O rapaz, filho de um vaqueiro do sertão da
Bahia, acabara de ser aprovado para cursar Filosofia em uma universidade
pública, mas agora nem sabia se entraria com a diminuição das vagas, imposta
por aquele burocrata.
- Toma essa, ministro pilantra. Gritou arremessando
o tênis, que acertou na cara do homem, em pé na calçada, enquanto dava
entrevista para uma tv.
8
O diretor da Escola de Saúde Pública, na roda
com os estudantes que lhe cobrava providência quanto a falta de livros e
internet na biblioteca, acendeu um cigarro. Sem cerimônia, sem disfarçar a
impaciência, baforava fumaça na cara dos estudantes, que tossiam incomodados.
Discretamente, Luzia, menina pequena, magrinha,
saiu da roda. Quando voltou trazia um extintor, que descarregou na cara do
diretor. Do cigarro não saiu mais fumaça, mas todos continuaram tossindo.
9
A estudante foi para a comunidade assim:
Sapato de salto alto – R$ 538,00.
Camiseta bordada – R$ 164,00.
Relógio de ouro – R$ 2.600,00.
Brincos de diamante –R$ 5.850,00.
Calça jeans – R$ 544.90.
Jaleco Banco bordado com seu nome – R$ 326,00.
Quando saiu do outro lado da viela, seu
orçamento já era bem menor.
10
Quando perguntado o que sentia, pelo menino de
jaleco branco e estetoscópio nos ombros, o homem disse, com toda certeza:
- Acho que tô com princípio de peleumonia.
O menino, parou de escrever na ficha e olho
para o homem pela primeira fez.
- Se o senhor sabe que tá com PELEUMONIA, não
precisava vir aqui, não é mesmo?
- Meu pai morreu de peleumonia e eu tô sentindo
a mesma coisa que ele sentiu antes de morrer...
- Não existe peleumonia, seu... Interrompeu
bruscamente o menino de branco. É pneumonia. E quem sabe se o senhor tem
PNEUMONIA, é o médico, não o senhor, que nem estudo tem. O senhor por acaso
sabe ao menos ler?
O homem baixou a cabeça, não disse mais nada. O
menino levantou-se, fez ausculta no pulmão.

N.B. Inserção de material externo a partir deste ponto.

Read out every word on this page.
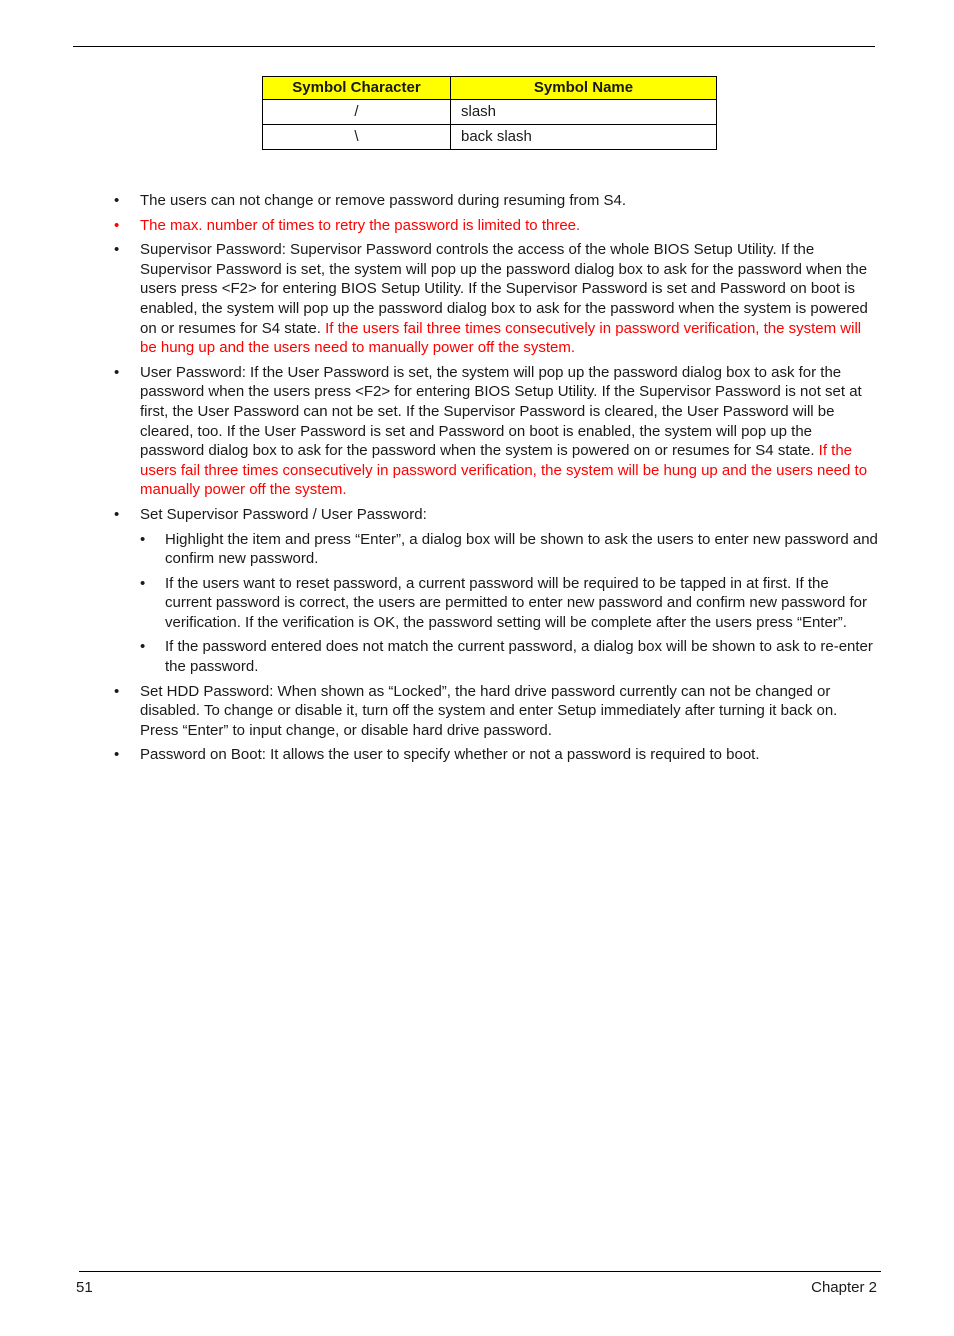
Symbol Character	Symbol Name
/	slash
\	back slash
• The users can not change or remove password during resuming from S4.
• The max. number of times to retry the password is limited to three.
• Supervisor Password: Supervisor Password controls the access of the whole BIOS Setup Utility. If the Supervisor Password is set, the system will pop up the password dialog box to ask for the password when the users press <F2> for entering BIOS Setup Utility. If the Supervisor Password is set and Password on boot is enabled, the system will pop up the password dialog box to ask for the password when the system is powered on or resumes for S4 state. If the users fail three times consecutively in password verification, the system will be hung up and the users need to manually power off the system.
• User Password: If the User Password is set, the system will pop up the password dialog box to ask for the password when the users press <F2> for entering BIOS Setup Utility. If the Supervisor Password is not set at first, the User Password can not be set. If the Supervisor Password is cleared, the User Password will be cleared, too. If the User Password is set and Password on boot is enabled, the system will pop up the password dialog box to ask for the password when the system is powered on or resumes for S4 state. If the users fail three times consecutively in password verification, the system will be hung up and the users need to manually power off the system.
• Set Supervisor Password / User Password:
• Highlight the item and press “Enter”, a dialog box will be shown to ask the users to enter new password and confirm new password.
• If the users want to reset password, a current password will be required to be tapped in at first. If the current password is correct, the users are permitted to enter new password and confirm new password for verification. If the verification is OK, the password setting will be complete after the users press “Enter”.
• If the password entered does not match the current password, a dialog box will be shown to ask to re-enter the password.
• Set HDD Password: When shown as “Locked”, the hard drive password currently can not be changed or disabled. To change or disable it, turn off the system and enter Setup immediately after turning it back on. Press “Enter” to input change, or disable hard drive password.
• Password on Boot: It allows the user to specify whether or not a password is required to boot.
51	Chapter 2
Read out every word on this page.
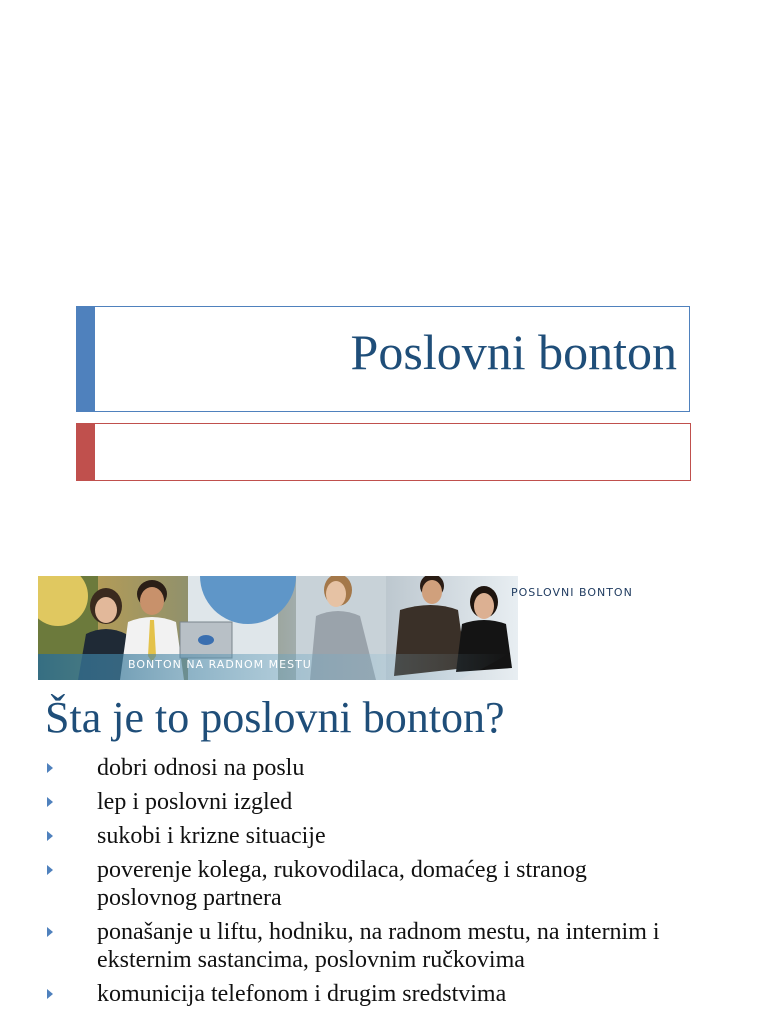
Poslovni bonton
POSLOVNI BONTON
BONTON NA RADNOM MESTU
Šta je to poslovni bonton?
dobri odnosi na poslu
lep i poslovni izgled
sukobi i krizne situacije
poverenje kolega, rukovodilaca, domaćeg i stranog poslovnog partnera
ponašanje u liftu, hodniku, na radnom mestu, na internim i eksternim sastancima, poslovnim ručkovima
komunicija telefonom i drugim sredstvima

Do seu lado estava o filho, adolescente de 16
anos. Nada disse e o menino de jaleco branco não pareceu perceber sua presença.
Depois da ausculta, escreveu alguma coisa na
ficha e estendeu um papel com sua assinou:
- Peça para recepcionista um raio X e volte
quando estiver pronto.
O homem e seu filho levantaram-se e foram
saindo. Ainda no porta, o menino sorriu e disse:
- E não se esqueça, não existe peleumonia. É
P-NEU-MO-NIA, seu...
Antes que os dois tivessem saído completamente,
gritou:
- O próximo.
No meio do atendimento seguinte, alguém abre
bruscamente a porta do consultório, interrompendo a consulta e anuncia com
urgência:
- Seu carro tá pegando fogo, doutor.
Ele corre ao estacionamento, mas o fogo no seu
Jeep já não tinha mais como ser apagado.